Certainly, questions will again be raised on the effectiveness of the oil deregulation law. In this respect, we have to reemphasize that the deregulation act is very explicit on how oil prices must be pegged domestically. The Deregulation Act clearly stipulates that domestic fuel prices will be adjusted automatically based on the Singapore Import Parity, an average of costs at Singapore refineries, and in line with international prices. On the other hand, while they shall claim that the giant oil retailers have formed a cartel, the same act explicitly prohibits cartelization.
Led by Gov. Gwen Garcia, the Cebuanos never let this development pass. As we are all aware of, Gov. Garcia filed a complaint against the three (3) major players in the industry with the joint Department of Justice and Department of Energy task force on oil deregulation. She was supported in this crusade by some prominent businessmen and Chamber presidents. However, as if adding insult to injury, the retail prices have continually increased recently.

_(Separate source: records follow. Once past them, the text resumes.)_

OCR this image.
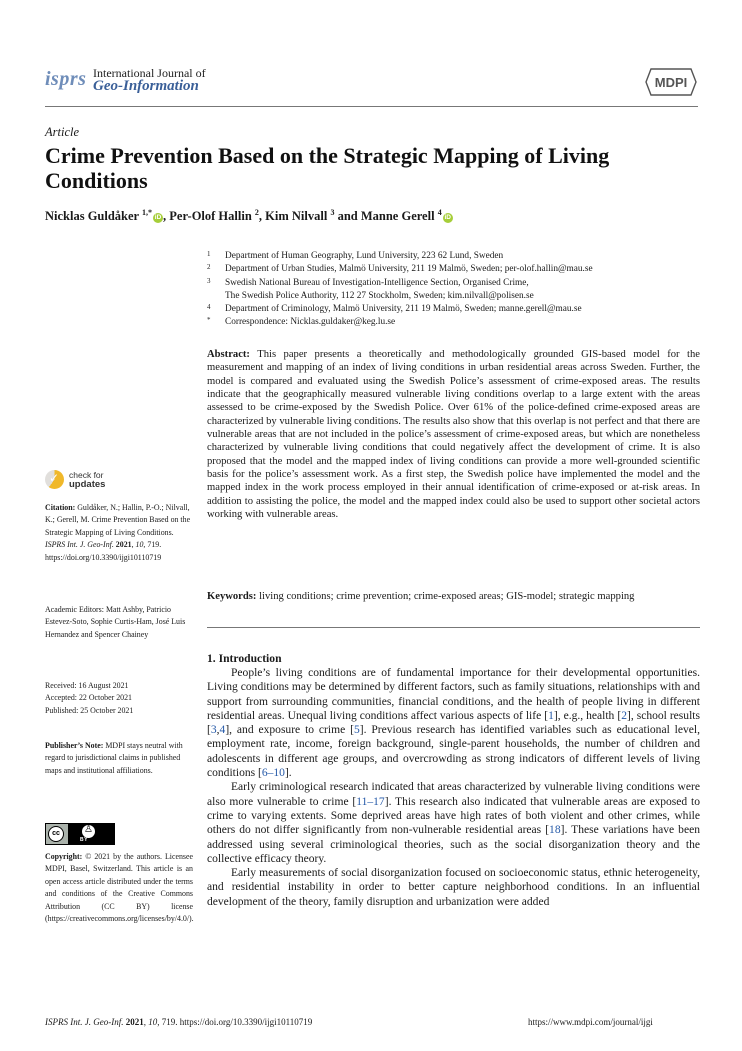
isprs International Journal of
Geo-Information	MDPI
Article
Crime Prevention Based on the Strategic Mapping of Living Conditions
Nicklas Guldåker $^{1,*}$iD , Per-Olof Hallin $^2$, Kim Nilvall $^3$ and Manne Gerell $^4$iD
1 Department of Human Geography, Lund University, 223 62 Lund, Sweden
2 Department of Urban Studies, Malmö University, 211 19 Malmö, Sweden; per-olof.hallin@mau.se
3 Swedish National Bureau of Investigation-Intelligence Section, Organised Crime,
The Swedish Police Authority, 112 27 Stockholm, Sweden; kim.nilvall@polisen.se
4 Department of Criminology, Malmö University, 211 19 Malmö, Sweden; manne.gerell@mau.se
* Correspondence: Nicklas.guldaker@keg.lu.se
Abstract: This paper presents a theoretically and methodologically grounded GIS-based model for the measurement and mapping of an index of living conditions in urban residential areas across Sweden. Further, the model is compared and evaluated using the Swedish Police’s assessment of crime-exposed areas. The results indicate that the geographically measured vulnerable living conditions overlap to a large extent with the areas assessed to be crime-exposed by the Swedish Police. Over 61% of the police-defined crime-exposed areas are characterized by vulnerable living conditions. The results also show that this overlap is not perfect and that there are vulnerable areas that are not included in the police’s assessment of crime-exposed areas, but which are nonetheless characterized by vulnerable living conditions that could negatively affect the development of crime. It is also proposed that the model and the mapped index of living conditions can provide a more well-grounded scientific basis for the police’s assessment work. As a first step, the Swedish police have implemented the model and the mapped index in the work process employed in their annual identification of crime-exposed or at-risk areas. In addition to assisting the police, the model and the mapped index could also be used to support other societal actors working with vulnerable areas.
Keywords: living conditions; crime prevention; crime-exposed areas; GIS-model; strategic mapping
✓ check for
updates
Citation: Guldåker, N.; Hallin, P.-O.; Nilvall, K.; Gerell, M. Crime Prevention Based on the Strategic Mapping of Living Conditions. ISPRS Int. J. Geo-Inf. 2021, 10, 719. https://doi.org/10.3390/ijgi10110719
Academic Editors: Matt Ashby, Patricio Estevez-Soto, Sophie Curtis-Ham, José Luis Hernandez and Spencer Chainey
Received: 16 August 2021
Accepted: 22 October 2021
Published: 25 October 2021
Publisher’s Note: MDPI stays neutral with regard to jurisdictional claims in published maps and institutional affiliations.
cc	♙
BY
Copyright: © 2021 by the authors. Licensee MDPI, Basel, Switzerland. This article is an open access article distributed under the terms and conditions of the Creative Commons Attribution (CC BY) license (https://creativecommons.org/licenses/by/4.0/).
1. Introduction

People’s living conditions are of fundamental importance for their developmental opportunities. Living conditions may be determined by different factors, such as family situations, relationships with and support from surrounding communities, financial conditions, and the health of people living in different residential areas. Unequal living conditions affect various aspects of life [1], e.g., health [2], school results [3,4], and exposure to crime [5]. Previous research has identified variables such as educational level, employment rate, income, foreign background, single-parent households, the number of children and adolescents in different age groups, and overcrowding as strong indicators of different levels of living conditions [6–10].

Early criminological research indicated that areas characterized by vulnerable living conditions were also more vulnerable to crime [11–17]. This research also indicated that vulnerable areas are exposed to crime to varying extents. Some deprived areas have high rates of both violent and other crimes, while others do not differ significantly from non-vulnerable residential areas [18]. These variations have been addressed using several criminological theories, such as the social disorganization theory and the collective efficacy theory.

Early measurements of social disorganization focused on socioeconomic status, ethnic heterogeneity, and residential instability in order to better capture neighborhood conditions. In an influential development of the theory, family disruption and urbanization were added

ISPRS Int. J. Geo-Inf. 2021, 10, 719. https://doi.org/10.3390/ijgi10110719	https://www.mdpi.com/journal/ijgi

Though we are joining with Gov. Garcia in her crusade against the disparity of oil retail prices among the country’s major cities, we can’t be with her on whatever insinuations to stop them from increasing. On account of the US looming recovery and China’s increasing demand for oil, the global prices for oil will certainly increase. As of yesterday, the world is already staring at prices going beyond US$70.00 per barrel.
The reality is, oil prices are a consequence of the interplay between supply and demand. Needless to say, giant oil fields are aging and new discoveries are scarce. Some great oil finds between 1930 and 1960 are more than 40 years old. Some of these oil fields have peaked several years ago and are on the decline in recent years. Even the Ghawar oil field in Saudi Arabia, the world’ biggest oil field which was discovered in 1948 has declined in recent years. Though in 1948, its size was reportedly between 66 to 150 billion barrels, and supplied half of Saudi’s oil out for decades, the country’s production in 2007 dropped by 6% (from 9.15 million barrels per day in 2006 to 8.62 in 2007).
Likewise Mexico and China are nearing peak as well. Mexico, the second-ranking supplier to the United States after Canada, peaked in 2004 and is now in steep decline. Experts even boldly predicted that Mexico could be an oil importer by 2015.
Recognizing this hard reality, instead of spending more time arguing or crafting options that shall only focus on temporary solutions like duties and tax exemptions or subsidies, we’d rather focus on lasting solutions.
Lest we must forget, that while respected geologists believed that “it is almost inconceivable now that major fields remain to be found” we are able to find one (that in Pinamungajan). Though relatively small, it is believed to be commercially viable and could be the “light at the end of the tunnel.” However, with dolphins, whales and sharks going to courts (like the ones in Tañon Strait) to protect their habitat, its full development could be a remote possibility.
Such is the real challenge of Gov. Gwen Garcia. Instead, of spending more time challenging and attending hearings on issues against the giant oil retailers, she’d rather wield her influence in convincing warring parties in the exploration of the potential oil deposits in the Visayan seas become a reality. Undeniably, that is the real solution.